Диккенс разобрался с этим легким спуском дезертирства, этим молчаливым предательством, с замечательной точностью в описании нерешительности Пипа. Она содержит хорошее предположение о том слабом романтизме, который является корнем всякого снобизма: что тайна, которая принадлежит патрицианской жизни, волнует нас больше, чем открытые, даже неприличные добродетели смиренных. Пип больше беспокоится о мисс Хэвишем, которая, возможно, желает ему добра, чем о Джо Гарджери, который явно желает. Все это очень сильно и здорово; но все еще немного сурово. «Наш общий друг» (1864) возвращает нас немного к его более веселому и нормальному манеру; некоторая сатира, такая как та, что на выборах Венеринга, в лучшем из его старых стилей, такая воздушная и причудливая, но бьющая так внезапно и так сильно. Но даже здесь мы находим более полное и серьезное отношение к психологии; особенно в двух фактах: он создает действительно человеческого злодея, Брэдли Хедстоуна, а также того, кого мы могли бы назвать действительно человеческим героем, Юджина, если бы не то, что он слишком человечен, чтобы вообще называться героем.
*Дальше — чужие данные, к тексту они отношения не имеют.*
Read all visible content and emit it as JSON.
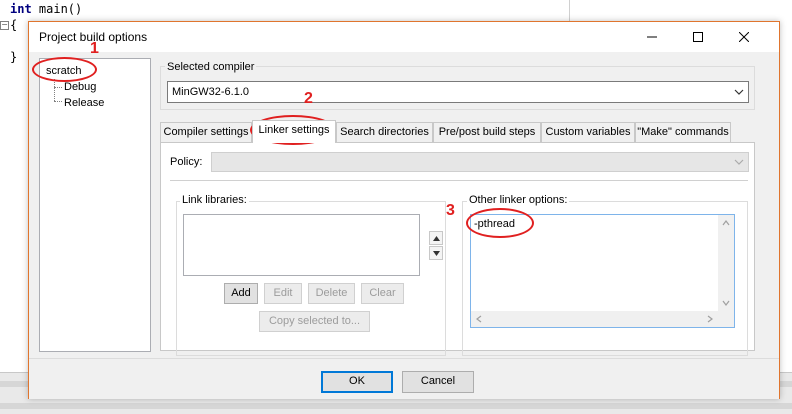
{
  "editor": {
    "line1_keyword": "int",
    "line1_rest": " main()",
    "line2": "{",
    "line3": "}"
  },
  "dialog": {
    "title": "Project build options",
    "controls": {
      "minimize_icon": "minimize-icon",
      "maximize_icon": "maximize-icon",
      "close_icon": "close-icon"
    }
  },
  "tree": {
    "root": "scratch",
    "children": [
      "Debug",
      "Release"
    ]
  },
  "compiler": {
    "group_label": "Selected compiler",
    "value": "MinGW32-6.1.0"
  },
  "tabs": [
    {
      "label": "Compiler settings",
      "active": false
    },
    {
      "label": "Linker settings",
      "active": true
    },
    {
      "label": "Search directories",
      "active": false
    },
    {
      "label": "Pre/post build steps",
      "active": false
    },
    {
      "label": "Custom variables",
      "active": false
    },
    {
      "label": "\"Make\" commands",
      "active": false
    }
  ],
  "linker": {
    "policy_label": "Policy:",
    "policy_value": "",
    "link_libraries_label": "Link libraries:",
    "other_options_label": "Other linker options:",
    "other_options_value": "-pthread",
    "buttons": {
      "add": "Add",
      "edit": "Edit",
      "delete": "Delete",
      "clear": "Clear",
      "copy_selected": "Copy selected to..."
    }
  },
  "footer": {
    "ok": "OK",
    "cancel": "Cancel"
  },
  "annotations": [
    "1",
    "2",
    "3"
  ],
  "colors": {
    "annotation": "#e02020",
    "dialog_border": "#e0752e",
    "focus_border": "#0078d7"
  }
}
Говорили (неизменно хамы), что Диккенс никогда не описывал джентльмена; это все равно что сказать, что он никогда не описывал зебру. Джентльмен — очень редкое животное среди человеческих существ, и для людей вроде Диккенса, интересующихся всем человечеством, не самое важное. Но в Юджине Рейберне он, сознательно или нет, поворачивает это обвинение с удвоенной силой. Ибо он не только описывает джентльмена, но и описывает внутреннюю слабость и опасность, которые принадлежат джентльмену, дьявола, который всегда раздирает внутренности праздного и приятного человека. В бесцельном преследовании Юджином Лиззи Хексам, в его еще более бесцельном мучении Брэдли Хедстоуна автор чудесно осознал ту странную пустую упрямство, которая движет прихотями и удовольствиями досужего класса. Он видит, что нет ничего, к чему такой человек придерживался бы более упрямо, чем к тому, что он не особенно хочет делать. Мы все еще в серьезной психологии.